I did this piece on street parties for the Guardian at the weekend:
This Sunday sees the second annual Big Lunch, a national network of street parties that last year attracted nearly a million participants. Across the land, thousands of miles of asphalt will be cleared of cars, covered with furniture and surrendered to a transient community of amateur musicians, facepainters and unicyclists.
The Big Lunch website claims the street party as a long British tradition. In fact, it is quite a recent one. There were street parties to celebrate Queen Victoria’s Golden Jubilee in 1887, but many police forces banned them at the end of the First World War, for obstructing rights of way and encouraging general rowdiness. Street parties were granted official sanction for George VI’s coronation in May 1937. But by the early 1950s they were already being nostalgically evoked as a dying ritual, and the suburbs never embraced them. “In poorer areas, the streets are thick with bunting and there is much enthusiasm for street parties,” a Mass Observation author reported from Burnley during the Queen’s coronation in 1953. But “out of town, there are rows of undecorated semis”.
In his recent book Family Britain, David Kynaston suggests that the organisation of street parties in 1953 was often a fraught, ill-tempered business. Rather than emerging organically out of an existing feeling of esprit de corps, they arose more out of an expectation, a sense that they were the “emblematic celebration, the one closest to most people’s sense of what was fit and proper”.
The street party, it seems, was never what it used to be. It was always a romantic ideal rather than an expression of a neighbourliness that was already there. Every age conjures up its own idea of the street party in response to its own particular concerns. In 1953 it was meant to celebrate the end of postwar austerity and honour the working-class solidarity that had helped to win the war. For the newly formed Institute of Community Studies, based in Bethnal Green, the Coronation street parties symbolised the neighbourliness of the tightly knit East End streets, in contrast with the newer, out-of-town estates, where neighbours peered at each other warily through net curtains.
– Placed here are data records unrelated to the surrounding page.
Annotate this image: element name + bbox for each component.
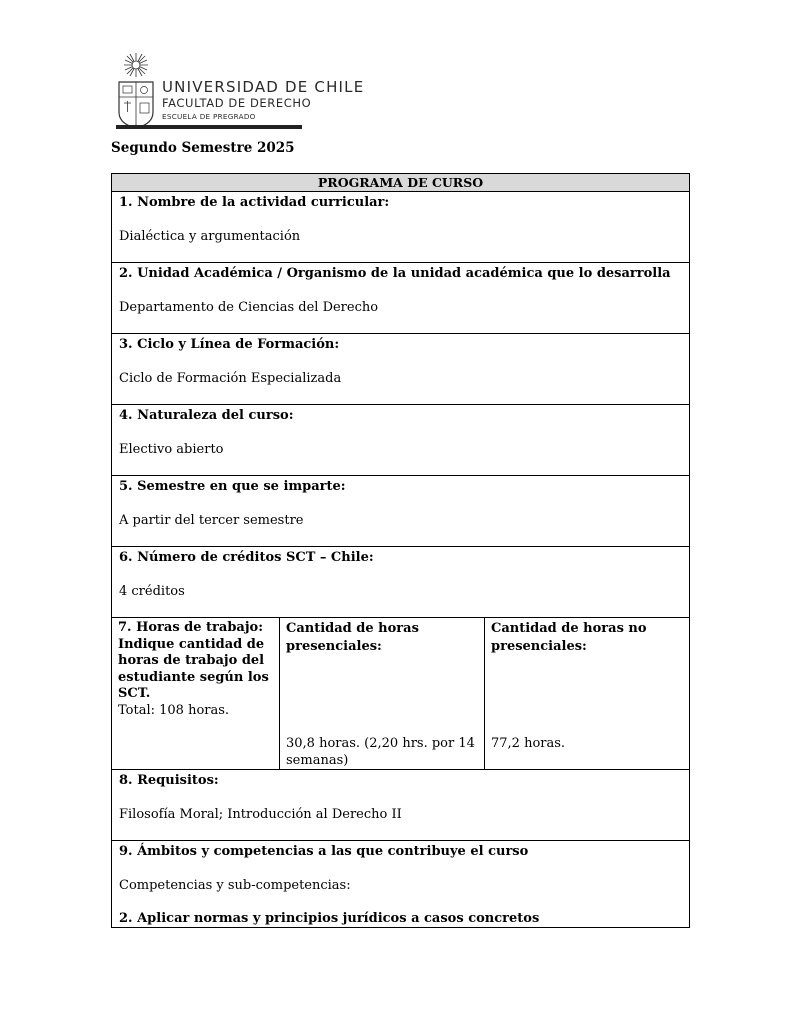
section-value: Competencias y sub-competencias:	[119, 878, 351, 893]
section-value: Electivo abierto	[119, 442, 224, 457]
semester-heading: Segundo Semestre 2025	[111, 140, 295, 156]
no-presencial-value: 77,2 horas.	[491, 736, 566, 751]
section-title: 6. Número de créditos SCT – Chile:	[119, 550, 374, 565]
section-title: 4. Naturaleza del curso:	[119, 408, 294, 423]
section-value: Filosofía Moral; Introducción al Derecho II	[119, 807, 402, 822]
program-title: PROGRAMA DE CURSO	[112, 174, 690, 192]
section-title: 8. Requisitos:	[119, 773, 219, 788]
work-hours-title: estudiante según los	[118, 669, 269, 685]
section-value: Dialéctica y argumentación	[119, 229, 301, 244]
university-emblem-icon	[116, 50, 156, 128]
no-presencial-hours-cell	[485, 618, 690, 770]
university-name: UNIVERSIDAD DE CHILE	[162, 78, 365, 96]
work-hours-title: SCT.	[118, 686, 151, 701]
section-activity-name	[112, 192, 690, 263]
section-value: Ciclo de Formación Especializada	[119, 371, 342, 386]
section-title: 3. Ciclo y Línea de Formación:	[119, 337, 340, 352]
section-title: 9. Ámbitos y competencias a las que contribuye el curso	[119, 844, 529, 859]
section-cycle	[112, 334, 690, 405]
presencial-label: presenciales:	[286, 639, 382, 654]
work-hours-title: horas de trabajo del	[118, 653, 265, 668]
logo-underline	[116, 125, 302, 129]
competency-item: 2. Aplicar normas y principios jurídicos a casos concretos	[119, 911, 540, 926]
section-title: 5. Semestre en que se imparte:	[119, 479, 346, 494]
presencial-value: 30,8 horas. (2,20 hrs. por 14	[286, 736, 475, 751]
section-title: 2. Unidad Académica / Organismo de la unidad académica que lo desarrolla	[119, 266, 671, 281]
total-hours: Total: 108 horas.	[118, 702, 230, 718]
section-value: 4 créditos	[119, 584, 185, 599]
faculty-name: FACULTAD DE DERECHO	[162, 96, 312, 110]
work-hours-title: 7. Horas de trabajo:	[118, 620, 264, 635]
university-logo	[116, 50, 365, 130]
no-presencial-label: Cantidad de horas no	[491, 621, 647, 636]
section-competencies	[112, 841, 690, 928]
presencial-label: Cantidad de horas	[286, 621, 419, 636]
section-nature	[112, 405, 690, 476]
presencial-value: semanas)	[286, 753, 349, 768]
no-presencial-label: presenciales:	[491, 639, 587, 654]
section-credits	[112, 547, 690, 618]
section-requirements	[112, 770, 690, 841]
section-title: 1. Nombre de la actividad curricular:	[119, 195, 390, 210]
section-value: Departamento de Ciencias del Derecho	[119, 300, 379, 315]
section-semester	[112, 476, 690, 547]
program-table	[111, 173, 690, 928]
school-name: ESCUELA DE PREGRADO	[162, 112, 256, 121]
section-value: A partir del tercer semestre	[119, 513, 304, 528]
work-hours-title: Indique cantidad de	[118, 636, 265, 652]
section-academic-unit	[112, 263, 690, 334]
presencial-hours-cell	[280, 618, 485, 770]
work-hours-cell	[112, 618, 280, 770]
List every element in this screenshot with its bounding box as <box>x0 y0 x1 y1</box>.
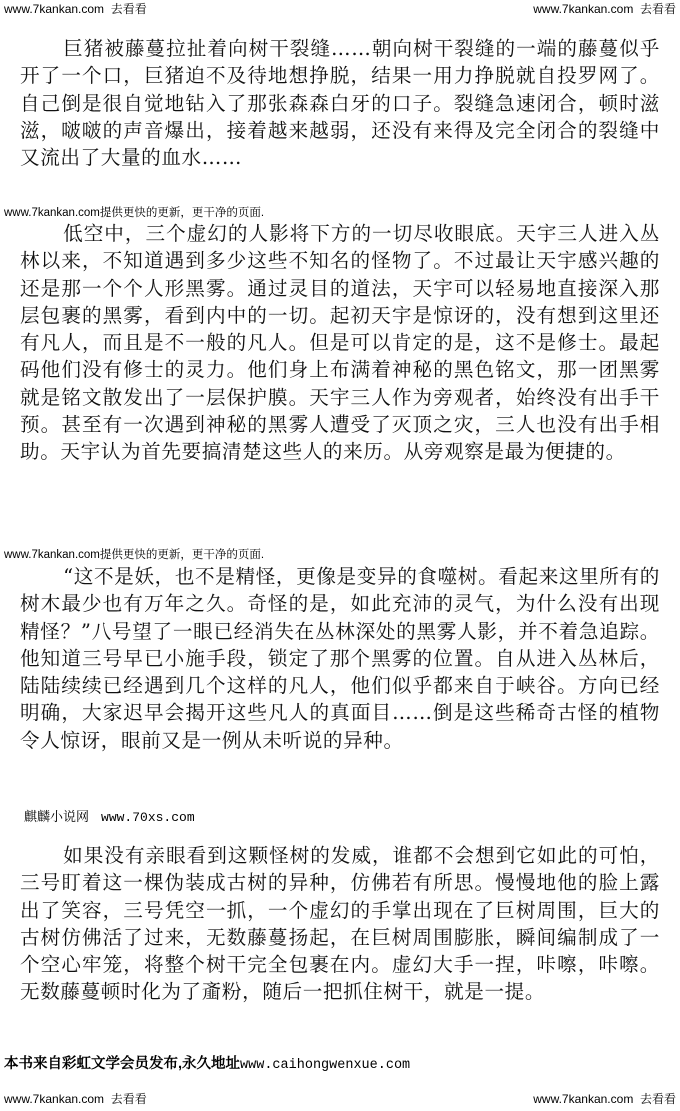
qilin-url[interactable]: www.70xs.com <box>101 810 195 825</box>
footer-right-site: www.7kankan.com <box>533 1092 634 1106</box>
paragraph-4: 如果没有亲眼看到这颗怪树的发威，谁都不会想到它如此的可怕，三号盯着这一棵伪装成古树的异种，仿佛若有所思。慢慢地他的脸上露出了笑容，三号凭空一抓，一个虚幻的手掌出现在了巨树周围，巨大的古树仿佛活了过来，无数藤蔓扬起，在巨树周围膨胀，瞬间编制成了一个空心牢笼，将整个树干完全包裹在内。虚幻大手一捏，咔嚓，咔嚓。无数藤蔓顿时化为了齑粉，随后一把抓住树干，就是一提。 <box>20 844 660 1004</box>
site-notice-2: www.7kankan.com提供更快的更新，更干净的页面. <box>4 549 265 561</box>
footer-right-name: 去看看 <box>639 1092 676 1106</box>
header-right-name: 去看看 <box>639 2 676 16</box>
footer-left-name: 去看看 <box>110 1092 147 1106</box>
qilin-ad <box>24 806 195 825</box>
header-right <box>533 2 676 16</box>
header-left-name: 去看看 <box>110 2 147 16</box>
site-notice-1: www.7kankan.com提供更快的更新，更干净的页面. <box>4 207 265 219</box>
footer-left-site: www.7kankan.com <box>4 1092 105 1106</box>
qilin-name: 麒麟小说网 <box>24 809 90 824</box>
paragraph-1: 巨猪被藤蔓拉扯着向树干裂缝……朝向树干裂缝的一端的藤蔓似乎开了一个口，巨猪迫不及待地想挣脱，结果一用力挣脱就自投罗网了。自己倒是很自觉地钻入了那张森森白牙的口子。裂缝急速闭合，顿时滋滋，啵啵的声音爆出，接着越来越弱，还没有来得及完全闭合的裂缝中又流出了大量的血水…… <box>20 37 660 170</box>
header-left <box>4 2 147 16</box>
footer-right <box>533 1092 676 1106</box>
publish-text: 本书来自彩虹文学会员发布,永久地址 <box>4 1056 241 1072</box>
footer-left <box>4 1092 147 1106</box>
publish-url[interactable]: www.caihongwenxue.com <box>240 1058 411 1073</box>
paragraph-3: “这不是妖，也不是精怪，更像是变异的食噬树。看起来这里所有的树木最少也有万年之久。奇怪的是，如此充沛的灵气，为什么没有出现精怪？”八号望了一眼已经消失在丛林深处的黑雾人影，并不着急追踪。他知道三号早已小施手段，锁定了那个黑雾的位置。自从进入丛林后，陆陆续续已经遇到几个这样的凡人，他们似乎都来自于峡谷。方向已经明确，大家迟早会揭开这些凡人的真面目……倒是这些稀奇古怪的植物令人惊讶，眼前又是一例从未听说的异种。 <box>20 565 660 752</box>
header-left-site: www.7kankan.com <box>4 2 105 16</box>
publish-notice <box>4 1052 410 1073</box>
header-right-site: www.7kankan.com <box>533 2 634 16</box>
paragraph-2: 低空中，三个虚幻的人影将下方的一切尽收眼底。天宇三人进入丛林以来，不知道遇到多少这些不知名的怪物了。不过最让天宇感兴趣的还是那一个个人形黑雾。通过灵目的道法，天宇可以轻易地直接深入那层包裹的黑雾，看到内中的一切。起初天宇是惊讶的，没有想到这里还有凡人，而且是不一般的凡人。但是可以肯定的是，这不是修士。最起码他们没有修士的灵力。他们身上布满着神秘的黑色铭文，那一团黑雾就是铭文散发出了一层保护膜。天宇三人作为旁观者，始终没有出手干预。甚至有一次遇到神秘的黑雾人遭受了灭顶之灾，三人也没有出手相助。天宇认为首先要搞清楚这些人的来历。从旁观察是最为便捷的。 <box>20 222 660 464</box>
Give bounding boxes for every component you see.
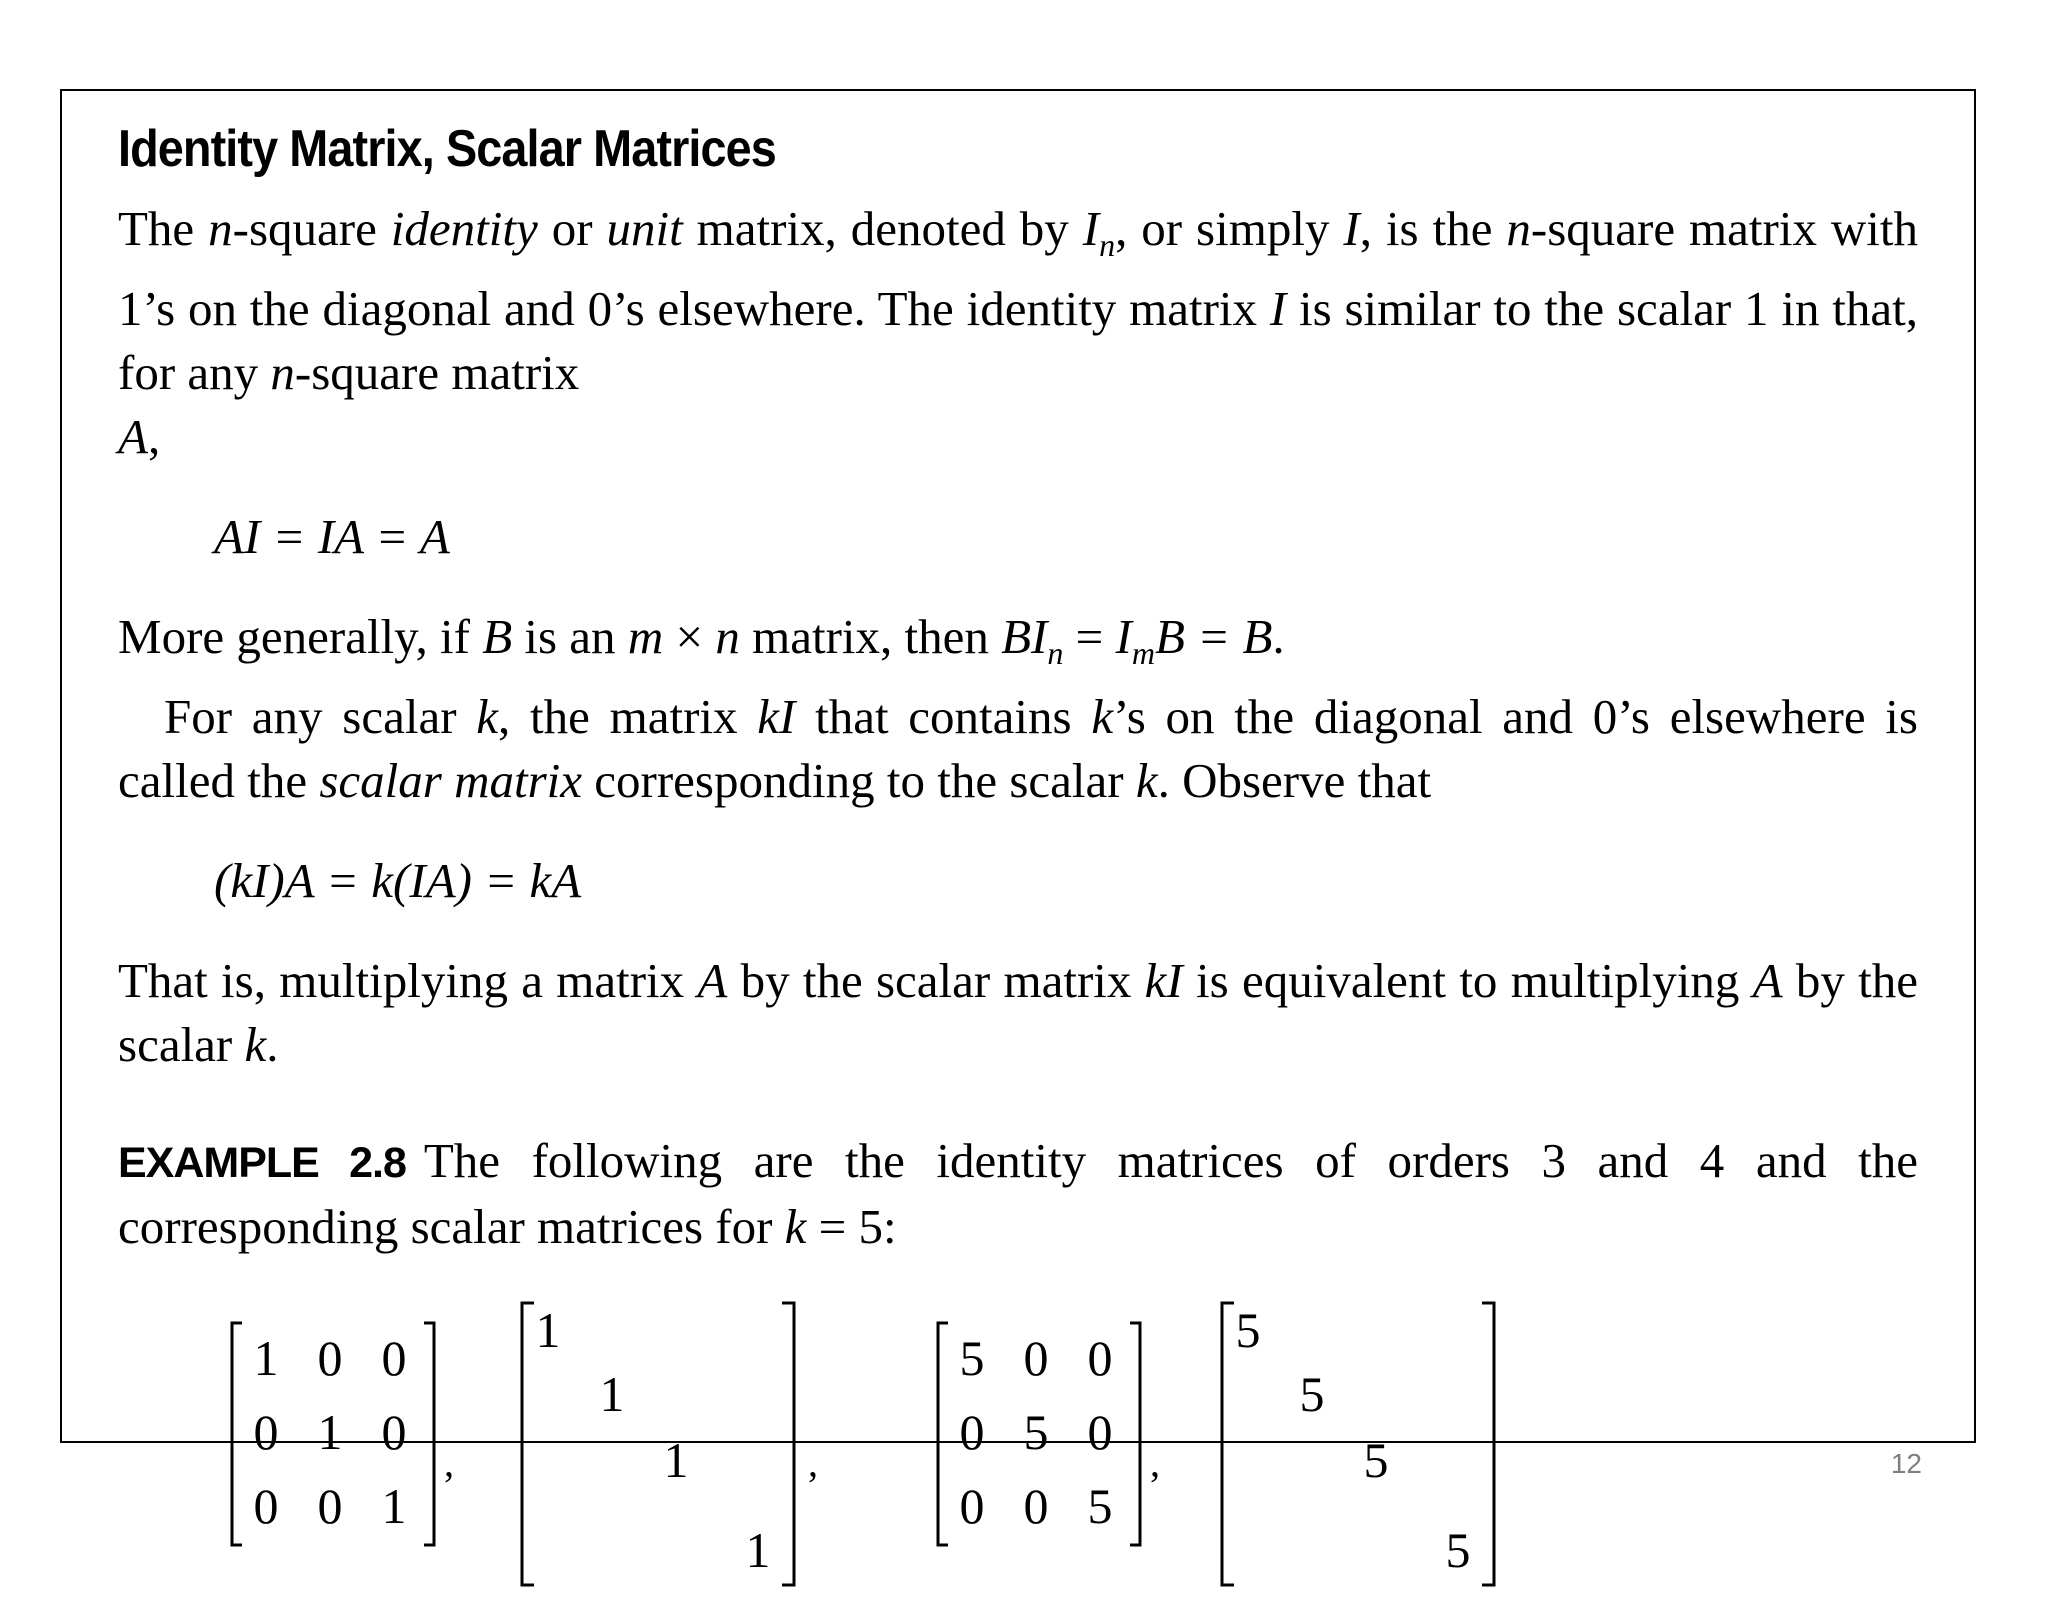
matrix-entry: 5 bbox=[1363, 1431, 1389, 1488]
slide-content bbox=[118, 119, 1918, 1619]
matrix-entry: 5 bbox=[959, 1329, 985, 1386]
text: That is, multiplying a matrix bbox=[118, 952, 698, 1008]
identity-matrix-4 bbox=[518, 1299, 798, 1594]
text: scalar matrix bbox=[319, 752, 583, 808]
text: I bbox=[1115, 608, 1132, 664]
text: = 5: bbox=[806, 1198, 897, 1254]
text: m bbox=[627, 608, 664, 664]
matrix-entry: 0 bbox=[1023, 1477, 1049, 1534]
text: I bbox=[1269, 280, 1287, 336]
example-label: EXAMPLE 2.8 bbox=[118, 1138, 406, 1187]
text: , bbox=[147, 408, 161, 464]
text: BI bbox=[1001, 608, 1048, 664]
matrix-entry: 0 bbox=[381, 1403, 407, 1460]
left-bracket bbox=[1222, 1303, 1234, 1585]
subscript: m bbox=[1131, 634, 1155, 671]
text: by the scalar bbox=[118, 952, 1918, 1072]
text: n bbox=[715, 608, 740, 664]
paragraph-scalar-matrix bbox=[118, 685, 1918, 813]
identity-matrix-3-svg bbox=[228, 1319, 438, 1549]
left-bracket bbox=[232, 1323, 242, 1545]
text: k bbox=[1091, 688, 1114, 744]
matrix-entry: 0 bbox=[1087, 1403, 1113, 1460]
paragraph-equivalence bbox=[118, 949, 1918, 1077]
subscript: n bbox=[1047, 634, 1064, 671]
text: is an bbox=[512, 608, 628, 664]
paragraph-general-case bbox=[118, 605, 1918, 685]
page-title: Identity Matrix, Scalar Matrices bbox=[118, 120, 776, 178]
matrix-separator: , bbox=[808, 1439, 818, 1485]
text: is equivalent to multiplying bbox=[1182, 952, 1753, 1008]
matrix-entry: 1 bbox=[253, 1329, 279, 1386]
page-number: 12 bbox=[1890, 1448, 1922, 1479]
text: A bbox=[697, 952, 728, 1008]
text: ’s on the diagonal and 0’s elsewhere is called the bbox=[118, 688, 1918, 808]
matrix-entry: 0 bbox=[1023, 1329, 1049, 1386]
matrix-entry: 1 bbox=[317, 1403, 343, 1460]
matrix-entry: 5 bbox=[1023, 1403, 1049, 1460]
text: B bbox=[482, 608, 513, 664]
identity-matrix-4-svg bbox=[518, 1299, 798, 1589]
text: A bbox=[1752, 952, 1783, 1008]
example-2-8 bbox=[118, 1129, 1918, 1259]
text: n bbox=[270, 344, 295, 400]
text: I bbox=[1082, 201, 1100, 256]
text: B = B bbox=[1154, 608, 1273, 664]
text: × bbox=[663, 608, 716, 664]
text: The bbox=[118, 201, 209, 256]
text: is similar to the scalar 1 in that, for any bbox=[118, 280, 1918, 400]
text: For any scalar bbox=[164, 688, 477, 744]
example-matrices bbox=[118, 1299, 1918, 1619]
text: , or simply bbox=[1115, 201, 1344, 256]
matrix-entry: 0 bbox=[317, 1329, 343, 1386]
text: kI bbox=[1144, 952, 1183, 1008]
right-bracket bbox=[424, 1323, 434, 1545]
scalar-matrix-3-svg bbox=[934, 1319, 1144, 1549]
text: -square matrix with 1’s on the diagonal and 0’s elsewhere. The identity matrix bbox=[118, 201, 1919, 336]
matrix-entry: 5 bbox=[1445, 1521, 1471, 1578]
text: corresponding to the scalar bbox=[582, 752, 1136, 808]
paragraph-identity-definition bbox=[118, 197, 1918, 469]
text: k bbox=[784, 1198, 807, 1254]
text: -square bbox=[232, 201, 391, 256]
text: k bbox=[244, 1016, 267, 1072]
text: , is the bbox=[1359, 201, 1507, 256]
right-bracket bbox=[1482, 1303, 1494, 1585]
text: that contains bbox=[795, 688, 1092, 744]
text: matrix, denoted by bbox=[682, 201, 1083, 256]
text: k bbox=[1135, 752, 1158, 808]
text: by the scalar matrix bbox=[727, 952, 1145, 1008]
text: . Observe that bbox=[1157, 752, 1432, 808]
matrix-entry: 0 bbox=[959, 1403, 985, 1460]
text: n bbox=[1506, 201, 1531, 256]
matrix-entry: 1 bbox=[663, 1431, 689, 1488]
text: More generally, if bbox=[118, 608, 483, 664]
text: A bbox=[118, 408, 148, 464]
text: I bbox=[1343, 201, 1360, 256]
scalar-matrix-4-svg bbox=[1218, 1299, 1498, 1589]
matrix-entry: 1 bbox=[745, 1521, 771, 1578]
matrix-entry: 5 bbox=[1087, 1477, 1113, 1534]
identity-matrix-3 bbox=[228, 1319, 438, 1554]
matrix-entry: 0 bbox=[253, 1403, 279, 1460]
text: matrix, then bbox=[739, 608, 1002, 664]
matrix-entry: 5 bbox=[1299, 1365, 1325, 1422]
matrix-entry: 0 bbox=[1087, 1329, 1113, 1386]
matrix-entry: 1 bbox=[381, 1477, 407, 1534]
text: = bbox=[1063, 608, 1116, 664]
text: or bbox=[537, 201, 607, 256]
matrix-entry: 0 bbox=[317, 1477, 343, 1534]
right-bracket bbox=[1130, 1323, 1140, 1545]
right-bracket bbox=[782, 1303, 794, 1585]
text: identity bbox=[390, 201, 538, 256]
text: -square matrix bbox=[294, 344, 580, 400]
matrix-separator: , bbox=[1150, 1439, 1160, 1485]
text: n bbox=[208, 201, 233, 256]
matrix-entry: 0 bbox=[253, 1477, 279, 1534]
text: . bbox=[266, 1016, 279, 1072]
equation-scalar: (kI)A = k(IA) = kA bbox=[214, 852, 582, 908]
matrix-entry: 5 bbox=[1235, 1301, 1261, 1358]
equation-identity: AI = IA = A bbox=[214, 508, 450, 564]
left-bracket bbox=[938, 1323, 948, 1545]
scalar-matrix-3 bbox=[934, 1319, 1144, 1554]
matrix-entry: 0 bbox=[959, 1477, 985, 1534]
text: k bbox=[476, 688, 499, 744]
text: . bbox=[1272, 608, 1285, 664]
text: unit bbox=[606, 201, 683, 256]
matrix-entry: 1 bbox=[535, 1301, 561, 1358]
text: The following are the identity matrices of orders 3 and 4 and the corresponding scalar matrices for bbox=[118, 1132, 1918, 1254]
matrix-separator: , bbox=[444, 1439, 454, 1485]
text: , the matrix bbox=[498, 688, 758, 744]
text: kI bbox=[757, 688, 796, 744]
matrix-entry: 0 bbox=[381, 1329, 407, 1386]
scalar-matrix-4 bbox=[1218, 1299, 1498, 1594]
left-bracket bbox=[522, 1303, 534, 1585]
matrix-entry: 1 bbox=[599, 1365, 625, 1422]
subscript: n bbox=[1099, 226, 1116, 263]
Now we are entering rather than leaving an age of austerity, the Big Lunch is appropriately designed as a lesson in sustainable living. The brainchild of Tim Smit, founder of the Eden Project, it urges lunchers to grow their own food and make bunting from recycled clothes. Its search for a lost sense of community comes in response to new anxieties about work-life imbalance, the virtual relationships conducted through social networking sites and the growing number of single person households.
In a society fragmented by free market globalisation but still suspicious of state solutions, a lot is being invested in this idea of the street as a model of a vibrant civic life – what used to be called, in an election campaign long ago, the “Big Society”. According to its organisers, the Big Lunch is “the start of a journey into rebuilding our communities”, an exercise in “human warming”. It might seem a lot to expect from a bit of shared quiche and a few games of pavement Twister. But then the history of the street party suggests that a sense of community is rarely a naturally occurring phenomenon; it has to be continually created by these acts of faith.
It is heartening to observe at close quarters all this feverish and largely thankless activity, most of it done by women, to hire ice-cream vans or hang home-made decorations from lampposts. And then, on Sunday evening, it will all have to be cleared away – leaving, perhaps, a more convivial neighbourhood, but with no guarantees or firm evidence. There is something touching about so much time and effort being spent in search of the ephemeral and the intangible: a moment of togetherness which, like an incantation, hopes to become true by announcing itself.